Le milieu de travail n’est pas le seul facteur explicatif du burnout. Des caractéristiques propres à la personne ont également un rôle à jouer dans l’avènement d’un épisode d’épuisement. Voici quelques unes des caractéristiques associées aux gens souffrant de burnout :

  • les traits de neuroticisme : une tendance à ressentir des émotions négatives, à être irritable, à avoir une faible estime de soi, à être critique envers soi-même, à vivre de l’anxiété sociale;
  • avoir un locus de contrôle externe : avoir une tendance à blâmer des éléments externes comme étant responsables des problèmes qui surviennent;
  • la personnalité de type A. Ces gens qui ont beaucoup d’ambition, sont compétitifs, ressentent une urgence d’agir, sont impatients, etc.
  • le perfectionnisme : entretenir des standards de performance élevés et sur-estimer la gravité des conséquences qui pourraient survenir suivant une erreur.

 

Les symptômes et leur progression

 

Il existe  3 modèles illustrant les étapes de la progression du burnout dans la littérature. J’ai choisi de vous présenter celui de Girdin et al. (1996) parce que je trouve que c’est celui qui représente le mieux ce que j’observe et entend dans ma pratique. Il est constitué de 3 étapes.

 

Étape 1 : Phase de l’éveil du stress

Cette phase est caractérisée par l’apparition de différentes réponses psychologiques et physiologiques telles que : de l’irritabilité, de l’anxiété, du bruxisme (grincer des dents pendant son sommeil), de l’insomnie, des oublis, de l’arythmie, des problèmes de concentration, des maux de tête fréquents, des problèmes gastro-intestinaux.

 

Étape 2 : Phase de conservation de l’énergie

À cette étape, la personne tente de compenser les effets du stress et du manque d’énergie par les comportements suivants : procrastination, absentéisme, retards, utilisation de substances (stimulants, nicotine, alcool, café, médicaments), diminution des activités, retrait graduel du cercle d’amis ou des activités familiales.

 

Étape 3 : Phase d’épuisement

À ce stade, la personne est consciente que quelque chose ne tourne pas rond. La tristesse peut apparaître et la personne peut avoir la larme à l’œil sans raison à l’occasion. Elle ressent une fatigue mentale et physique chronique. Elle peut avoir des migraines et des malaises gastriques à répétition. La personne peut exprimer un désir de s’isoler de ses amis, de sa famille et du reste du monde. Il m’est souvent arrivé d’entendre les gens dire qu’ils aimeraient partir loin, là où personne ne pourrait les déranger.

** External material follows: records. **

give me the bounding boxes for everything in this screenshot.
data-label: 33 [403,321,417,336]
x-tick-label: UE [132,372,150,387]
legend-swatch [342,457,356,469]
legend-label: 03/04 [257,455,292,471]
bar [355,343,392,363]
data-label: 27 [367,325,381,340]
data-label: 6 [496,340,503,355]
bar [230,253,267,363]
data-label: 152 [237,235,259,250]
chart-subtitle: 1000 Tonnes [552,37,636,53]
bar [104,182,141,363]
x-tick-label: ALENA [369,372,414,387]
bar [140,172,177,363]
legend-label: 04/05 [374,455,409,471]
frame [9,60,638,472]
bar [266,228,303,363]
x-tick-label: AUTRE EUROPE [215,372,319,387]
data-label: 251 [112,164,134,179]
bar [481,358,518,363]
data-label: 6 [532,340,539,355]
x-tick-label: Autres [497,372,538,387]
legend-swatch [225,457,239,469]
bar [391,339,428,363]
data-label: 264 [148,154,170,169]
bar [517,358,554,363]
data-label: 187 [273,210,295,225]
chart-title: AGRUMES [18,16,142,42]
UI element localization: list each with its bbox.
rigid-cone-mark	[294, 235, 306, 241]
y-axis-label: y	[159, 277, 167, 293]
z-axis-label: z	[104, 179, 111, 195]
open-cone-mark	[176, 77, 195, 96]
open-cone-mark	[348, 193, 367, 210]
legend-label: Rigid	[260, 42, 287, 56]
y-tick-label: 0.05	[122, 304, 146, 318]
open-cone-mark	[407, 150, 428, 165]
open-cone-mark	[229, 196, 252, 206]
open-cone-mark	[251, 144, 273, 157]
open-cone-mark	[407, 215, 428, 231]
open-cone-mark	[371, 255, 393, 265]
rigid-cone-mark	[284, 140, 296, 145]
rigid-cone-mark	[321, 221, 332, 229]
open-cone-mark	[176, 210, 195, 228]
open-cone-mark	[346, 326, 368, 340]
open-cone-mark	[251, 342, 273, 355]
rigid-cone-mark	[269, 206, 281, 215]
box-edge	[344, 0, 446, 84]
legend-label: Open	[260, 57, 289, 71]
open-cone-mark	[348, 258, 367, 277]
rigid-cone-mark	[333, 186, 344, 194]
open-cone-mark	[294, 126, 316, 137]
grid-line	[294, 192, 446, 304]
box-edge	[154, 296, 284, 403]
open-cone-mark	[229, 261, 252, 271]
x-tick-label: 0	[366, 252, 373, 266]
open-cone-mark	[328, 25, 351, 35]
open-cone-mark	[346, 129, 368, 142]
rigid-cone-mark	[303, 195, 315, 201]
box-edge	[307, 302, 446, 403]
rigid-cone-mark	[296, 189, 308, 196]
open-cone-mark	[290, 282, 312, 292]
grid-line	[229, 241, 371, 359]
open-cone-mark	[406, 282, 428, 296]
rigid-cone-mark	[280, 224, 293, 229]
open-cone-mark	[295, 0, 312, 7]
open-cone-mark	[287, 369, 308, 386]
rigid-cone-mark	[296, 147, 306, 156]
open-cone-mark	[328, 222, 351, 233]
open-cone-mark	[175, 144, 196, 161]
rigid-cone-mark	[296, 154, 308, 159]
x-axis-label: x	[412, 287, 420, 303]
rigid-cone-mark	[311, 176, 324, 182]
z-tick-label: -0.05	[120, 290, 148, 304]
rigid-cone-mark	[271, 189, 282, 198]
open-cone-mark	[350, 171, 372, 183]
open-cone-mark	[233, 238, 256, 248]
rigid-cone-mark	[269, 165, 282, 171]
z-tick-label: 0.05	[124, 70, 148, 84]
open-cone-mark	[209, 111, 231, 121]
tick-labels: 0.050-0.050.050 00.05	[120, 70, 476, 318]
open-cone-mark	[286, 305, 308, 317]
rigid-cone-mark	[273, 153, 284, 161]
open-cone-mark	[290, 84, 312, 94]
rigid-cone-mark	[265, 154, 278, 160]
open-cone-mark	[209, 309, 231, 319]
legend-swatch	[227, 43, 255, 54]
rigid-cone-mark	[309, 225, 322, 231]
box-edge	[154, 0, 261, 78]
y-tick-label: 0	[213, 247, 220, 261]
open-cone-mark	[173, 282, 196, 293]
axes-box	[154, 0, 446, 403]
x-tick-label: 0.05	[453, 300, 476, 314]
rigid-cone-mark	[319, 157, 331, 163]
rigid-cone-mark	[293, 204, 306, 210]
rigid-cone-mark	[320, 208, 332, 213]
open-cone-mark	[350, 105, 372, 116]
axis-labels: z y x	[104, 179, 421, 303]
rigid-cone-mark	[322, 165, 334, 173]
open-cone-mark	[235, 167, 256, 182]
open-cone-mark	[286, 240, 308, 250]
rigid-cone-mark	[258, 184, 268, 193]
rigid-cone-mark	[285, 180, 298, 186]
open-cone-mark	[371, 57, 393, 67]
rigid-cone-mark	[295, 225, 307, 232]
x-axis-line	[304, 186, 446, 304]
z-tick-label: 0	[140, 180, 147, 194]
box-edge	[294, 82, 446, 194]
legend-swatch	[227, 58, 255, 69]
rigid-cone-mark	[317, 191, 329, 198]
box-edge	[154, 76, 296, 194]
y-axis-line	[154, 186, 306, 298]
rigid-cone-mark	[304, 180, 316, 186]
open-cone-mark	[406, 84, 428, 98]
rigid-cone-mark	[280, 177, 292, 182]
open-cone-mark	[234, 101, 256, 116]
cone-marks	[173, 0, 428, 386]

Finalement, dépendamment de l’intensité des symptômes présents, un diagnostic d’épisode de dépression majeure peut parfois s’appliquer ici.

 

Le diagnostic

 

En lisant cet article, il est possible que vous vous soyez dit «Mais ce sont les symptômes que je présente et pourtant, ce n’est pas l’étiquette que mon psychologue ou mon médecin a apposée sur son rapport lorsque je suis allé le voir?!?» C’est très probable qu’il en soit ainsi et c’est tout à fait normal. Je vous explique. L’épuisement ne fait pas parti de la classification officielle des troubles en santé mentale malgré que la grande majorité des professionnels et chercheurs reconnaissent ce trouble comme une entité. C’est pourquoi, les cliniciens doivent se rabattre sur l’appellation «trouble de l’adaptation avec humeur déprimée ou anxiété» lorsqu’une personne se présente à son bureau avec ces symptômes.

 

Si vous vous sentez interpelés par ces symptômes, je vous invite fortement à en parler à votre psychologue ou votre médecin qui saura faire une évaluation en bonne et due forme. Plusieurs éléments doivent être pris en compte pour poser un tel diagnostic. L’apport d’un professionnel est ici crucial afin de s’assurer que les symptômes présentés ne sont pas attribuables à une autre problématique (physique ou psychologique).

 

Dre Emmanuelle Bastille-Denis Ph.D. psychologue

Dre Emmanuelle Bastille-Denis Ph.D. psychologue

 

Bibliographie

Marchand, Blanc, & Durand, (2015). Genre, catégorie professionnelle, secteur économique et santé mentale en milieu de travail : les résultats de l’étude SALVEO, Canadian Journal of Public Health

 

Bährer- Kohler (2013). Burnout for experts. Prevention in the context of living and working. Bährer-Kohler, Sabine (Ed.)